The new lineup of Grivel helmets recently arrived in the US and festival participants were some of the first to test them out. Above is Liberty Mountain Director of Sales Peter McConkie in the ultralight Stealth helmet. The Stealth weighs in at an unreal 6.7 ounces and comfortably houses both a beanie and flowing locks of hair in a one size fits all package.


Even a local news broadcaster was able to get out on a pair of Grivel tools and crampons.


This is what Ice Fest headquarters back at the Emerson Center for Arts and Culture looked like. Festivals are one of the best opportunities to test out new gear before buying it. Each night festival participants had the chance to demo boots, ice tools, crampons, helmets, and even outerwear for their clinics the following day. Loads of companies bring some of their best products and let attendees take them for a ride. It's a chance to test out a bunch of different gear; things that you might someday purchase, and gear that you might only own in your dreams.

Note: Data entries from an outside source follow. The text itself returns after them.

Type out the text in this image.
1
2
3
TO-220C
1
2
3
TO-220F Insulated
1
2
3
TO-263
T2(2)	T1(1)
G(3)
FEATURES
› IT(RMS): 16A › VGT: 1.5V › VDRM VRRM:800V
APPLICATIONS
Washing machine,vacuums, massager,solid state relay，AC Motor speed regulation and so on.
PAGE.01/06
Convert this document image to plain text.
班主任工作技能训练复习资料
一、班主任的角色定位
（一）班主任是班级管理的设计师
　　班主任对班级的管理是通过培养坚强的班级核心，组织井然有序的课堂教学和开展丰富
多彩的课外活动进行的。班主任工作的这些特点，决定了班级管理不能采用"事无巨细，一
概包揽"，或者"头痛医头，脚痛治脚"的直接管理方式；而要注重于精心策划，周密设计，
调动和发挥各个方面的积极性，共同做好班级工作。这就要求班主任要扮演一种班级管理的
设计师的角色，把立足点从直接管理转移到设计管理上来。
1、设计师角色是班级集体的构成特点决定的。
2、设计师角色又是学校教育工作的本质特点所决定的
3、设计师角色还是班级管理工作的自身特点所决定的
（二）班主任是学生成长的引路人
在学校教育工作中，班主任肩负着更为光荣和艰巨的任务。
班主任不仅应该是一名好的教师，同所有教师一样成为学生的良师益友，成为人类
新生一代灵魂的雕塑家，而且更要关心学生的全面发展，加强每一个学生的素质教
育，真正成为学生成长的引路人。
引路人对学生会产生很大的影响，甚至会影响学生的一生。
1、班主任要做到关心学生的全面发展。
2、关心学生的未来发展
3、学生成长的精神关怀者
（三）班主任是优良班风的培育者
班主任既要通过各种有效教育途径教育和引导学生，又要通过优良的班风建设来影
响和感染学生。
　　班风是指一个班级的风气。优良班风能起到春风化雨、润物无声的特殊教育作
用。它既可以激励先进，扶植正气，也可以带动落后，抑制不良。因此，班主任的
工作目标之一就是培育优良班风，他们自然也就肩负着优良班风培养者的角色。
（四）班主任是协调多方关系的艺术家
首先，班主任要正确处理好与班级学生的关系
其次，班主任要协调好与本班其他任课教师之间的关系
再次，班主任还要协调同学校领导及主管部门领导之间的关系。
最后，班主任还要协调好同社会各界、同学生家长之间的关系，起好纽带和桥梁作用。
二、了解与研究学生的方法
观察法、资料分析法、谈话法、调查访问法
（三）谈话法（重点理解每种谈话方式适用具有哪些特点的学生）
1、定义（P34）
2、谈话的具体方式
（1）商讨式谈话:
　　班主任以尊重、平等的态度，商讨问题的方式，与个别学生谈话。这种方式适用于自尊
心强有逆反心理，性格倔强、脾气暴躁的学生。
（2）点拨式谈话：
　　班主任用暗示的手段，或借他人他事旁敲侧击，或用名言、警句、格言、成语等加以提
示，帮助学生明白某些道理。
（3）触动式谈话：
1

The Grivel team was making it happen at the demo table. Festival participants were able to test out loads of Grivel products including Tech Machines, Tech Machine Carbons, North Machines, Salamander 2.0 helmets, and both G-20 and G-22 crampons.

Edelweiss was one of the beer sponsors and helped everyone enjoy drinks from Bridger Brewing.

Athlete Clinics

A few sponsored athletes were sharing their climbing knowledge during clinics at the festival. 


Here's Edelweiss USA athlete Scott Bennett leading a Fast and Light Clinic up the "Genesis Wall"


Grivel Athlete Shingo Okhawa taught an Intro to Leading Ice clinic and talked about the basics of swinging ice tools, proper movement, and placing ice screws. Check out some highlights of his clinic in the video above.


Aaron Mulkey's Mixed Climbing Clinic on "The Thrill is Gone"


Grivel and Beal athlete Aaron Mulkey shared his expertise on mixed climbing during his clinic on the Unnamed Wall. He also showed how he captures rad drone shots like this one of the class on the same climb pictured above.

A big thanks to all the volunteers and other sponsors who help make the festival happen each year. See you next year at the 21st Bozeman Ice Fest!